Je tente le coup avec mon téton de citron, un citron bio, rustique de Corse, né dans un jardin de particulier. Vous n’êtes pas obligé de dire tout ça, cela nuit à l’œuvre. Moins on en dit et plus les visiteurs en disent. Ils voient des tas de choses qu’un être normal ne voit pas. Il faut avoir l’œil qui suggère des allégories, des coquineries, avec les bananes on ne sait jamais, bref, plein de choses que l’artiste n’a jamais pensées. Il ne se foule pas la rate, il sait que vous penserez abondamment à sa place, il vous donne matière à pétrir, alors pétrissez.

Mon téton de citron ne verra pas grand monde, je ne suis pas au bon endroit et surtout je ne suis qu’un pauvre quidam perdu dans la brume de l’Aratasca, un lieu inconnu mais qui pourrait suggérer l’Alaska, l’Athabasca, l’Atacama ou le Nebraska… Pour cela, il faut avoir l’imagination fertile.

Ma pauvre pelure de citron recevra sans doute la visite de quelque cloporte curieux, peut-être quelques gendarmes en inspection des lieux parcourront-ils son galbe, s’arrêteront sur le téton et rêveront.

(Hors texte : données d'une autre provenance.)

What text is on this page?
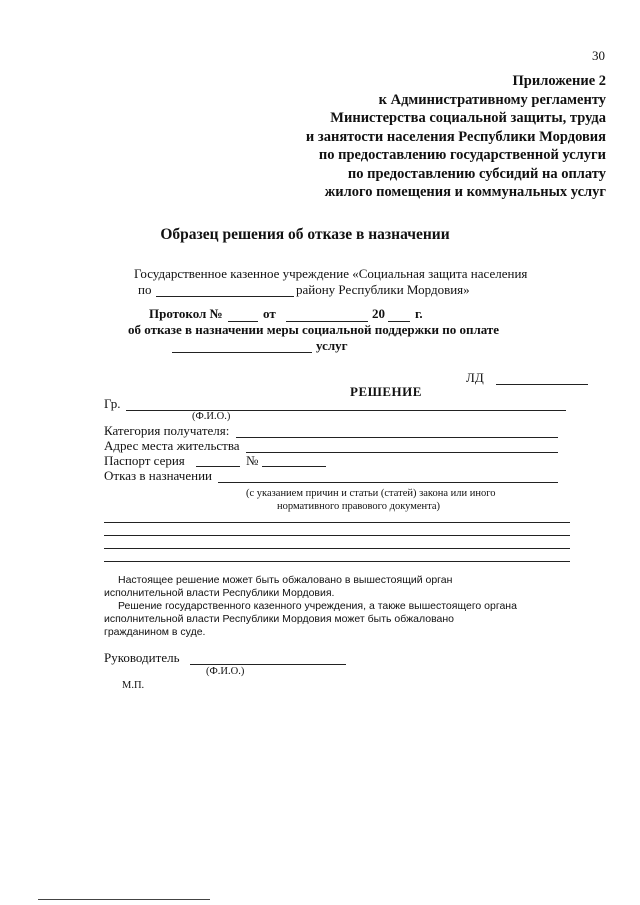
30
Приложение 2
к Административному регламенту
Министерства социальной защиты, труда
и занятости населения Республики Мордовия
по предоставлению государственной услуги
по предоставлению субсидий на оплату
жилого помещения и коммунальных услуг
Образец решения об отказе в назначении
Государственное казенное учреждение «Социальная защита населения
по	району Республики Мордовия»
Протокол №	от	20 г.
об отказе в назначении меры социальной поддержки по оплате
услуг
ЛД
РЕШЕНИЕ
Гр.
(Ф.И.О.)
Категория получателя:
Адрес места жительства
Паспорт серия	№
Отказ в назначении
(с указанием причин и статьи (статей) закона или иного
нормативного правового документа)
Настоящее решение может быть обжаловано в вышестоящий орган
исполнительной власти Республики Мордовия.
Решение государственного казенного учреждения, а также вышестоящего органа
исполнительной власти Республики Мордовия может быть обжаловано
гражданином в суде.
Руководитель
(Ф.И.О.)
М.П.
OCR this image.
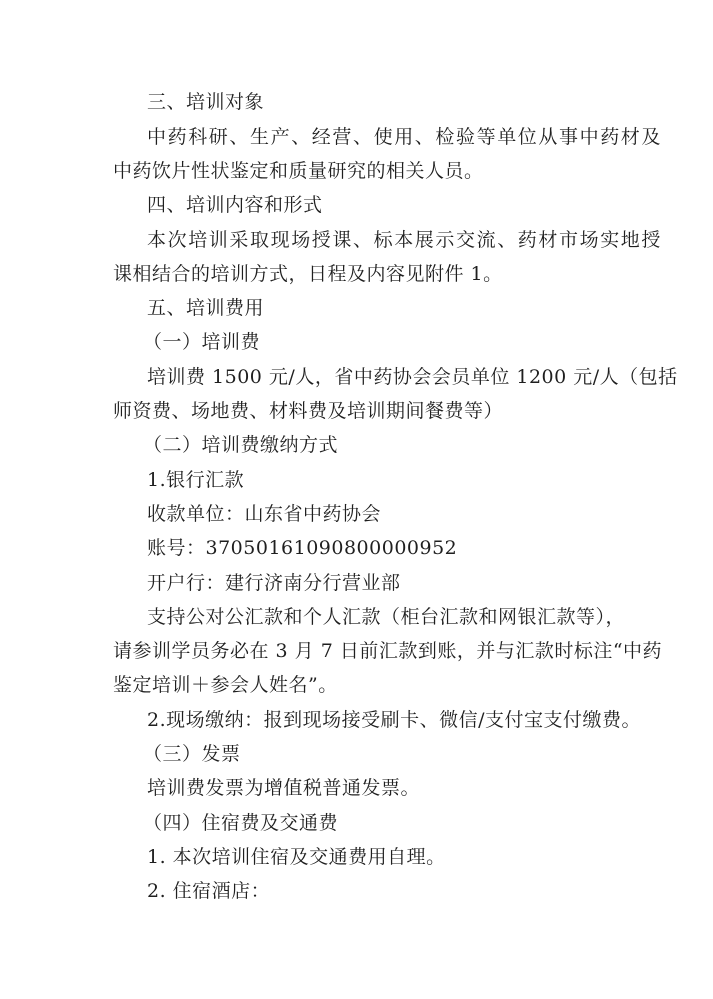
三、培训对象
中药科研、生产、经营、使用、检验等单位从事中药材及
中药饮片性状鉴定和质量研究的相关人员。
四、培训内容和形式
本次培训采取现场授课、标本展示交流、药材市场实地授
课相结合的培训方式，日程及内容见附件 1。
五、培训费用
（一）培训费
培训费 1500 元/人，省中药协会会员单位 1200 元/人（包括
师资费、场地费、材料费及培训期间餐费等）
（二）培训费缴纳方式
1.银行汇款
收款单位：山东省中药协会
账号：37050161090800000952
开户行：建行济南分行营业部
支持公对公汇款和个人汇款（柜台汇款和网银汇款等），
请参训学员务必在 3 月 7 日前汇款到账，并与汇款时标注“中药
鉴定培训＋参会人姓名”。
2.现场缴纳：报到现场接受刷卡、微信/支付宝支付缴费。
（三）发票
培训费发票为增值税普通发票。
（四）住宿费及交通费
1. 本次培训住宿及交通费用自理。
2. 住宿酒店：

Mais ne vous méprenez pas, ils ne lâcheront point la moindre piécette pour ce rêve qui fait rêver.
Quoi ? C’est génial un rêve qui fait rêver !
Me voyez-vous tout rouge, fier de ma trouvaille ? Plus de doute, je suis un artiste… un artiste qui s’ignore et reste ignoré.
Peau granitée, épinglée, exposée ne vaut banane scotchée, hélas citron pressé !
« J’aurais voulu être un … » Starmania.